VR is for gaming. I can see it finding a solid niche there. Make a VR headset that connects to a PC/Mac with extremely low latency and focus all the engineering on the quality of the display and making it lightweight. Gamers will buy it.
AR is IMHO for industrial uses. I could see it being incredibly valuable doing inspections of industrial systems, working in a high-risk environment (for safety awareness), etc. I think the most practical depiction of AR in sci-fi is probably the heads up displays in The Expanse, which make perfect sense to augment human sensory in both military and industrial/maintenance operations in an environment like space.
I actively do not want AR for civilian uses. Yeah, I want to wear glasses and contacts to superimpose ads and slop and Internet drama in front of my life. Get that the hell away from me. When I want to touch grass, I want to touch grass.
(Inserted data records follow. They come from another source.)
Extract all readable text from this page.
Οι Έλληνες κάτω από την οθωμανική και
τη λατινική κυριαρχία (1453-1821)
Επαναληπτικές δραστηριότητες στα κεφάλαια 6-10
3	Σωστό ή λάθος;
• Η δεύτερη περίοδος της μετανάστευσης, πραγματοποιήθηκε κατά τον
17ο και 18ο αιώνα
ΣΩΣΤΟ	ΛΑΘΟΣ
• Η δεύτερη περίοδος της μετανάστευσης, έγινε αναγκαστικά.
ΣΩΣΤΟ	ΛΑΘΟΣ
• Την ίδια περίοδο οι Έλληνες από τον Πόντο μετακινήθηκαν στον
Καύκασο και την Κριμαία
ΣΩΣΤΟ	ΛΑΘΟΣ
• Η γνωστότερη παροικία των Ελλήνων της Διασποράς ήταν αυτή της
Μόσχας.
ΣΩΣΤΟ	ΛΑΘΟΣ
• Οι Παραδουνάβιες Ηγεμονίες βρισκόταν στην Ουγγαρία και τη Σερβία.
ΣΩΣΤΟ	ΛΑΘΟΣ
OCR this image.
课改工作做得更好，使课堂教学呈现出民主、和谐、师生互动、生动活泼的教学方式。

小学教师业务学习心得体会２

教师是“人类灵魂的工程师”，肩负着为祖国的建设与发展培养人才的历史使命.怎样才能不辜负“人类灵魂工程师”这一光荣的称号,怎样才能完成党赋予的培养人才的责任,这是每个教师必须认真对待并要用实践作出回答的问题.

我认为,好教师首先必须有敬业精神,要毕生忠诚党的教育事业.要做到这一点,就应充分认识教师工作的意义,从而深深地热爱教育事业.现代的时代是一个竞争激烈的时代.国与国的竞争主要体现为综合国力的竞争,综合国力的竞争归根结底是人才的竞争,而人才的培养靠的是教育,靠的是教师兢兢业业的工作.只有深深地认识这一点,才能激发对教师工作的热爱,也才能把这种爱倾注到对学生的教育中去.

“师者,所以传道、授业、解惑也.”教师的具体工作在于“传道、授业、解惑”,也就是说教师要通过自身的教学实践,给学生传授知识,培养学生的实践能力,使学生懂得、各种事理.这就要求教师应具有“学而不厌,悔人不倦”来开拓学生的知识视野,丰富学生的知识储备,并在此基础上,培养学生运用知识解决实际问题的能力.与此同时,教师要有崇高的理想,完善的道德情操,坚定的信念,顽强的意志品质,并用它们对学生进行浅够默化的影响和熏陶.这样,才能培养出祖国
A lot of that kind of stuff shows up in cyberpunk, and people forget that most cyberpunk is dystopian. The cyberpunk aesthetic is also kind of 1980s-1990s and is not contemporary. People are stuck in it. We're well past that and even on the tail end of "millennial minimalism" (the Apple aesthetic).
We can imagine HUDs of various sorts with AR glasses that are light and non-obtrusive. But largely well into the future. You may have (probably do have) early adopters who can overlook the manifold limitations that exist today but now you have a tiny audience that isn't enough to drive interesting software development.
I'd buy that in an instant except last time I checked they thought they'd be scanning my face as part of the purchase.
The Palm Pilot (not the first PDA, but an early decent one) pre-dated the iPhone by about 11 years. By that standard, we're likely on the order of a decade away from an "iPhone moment".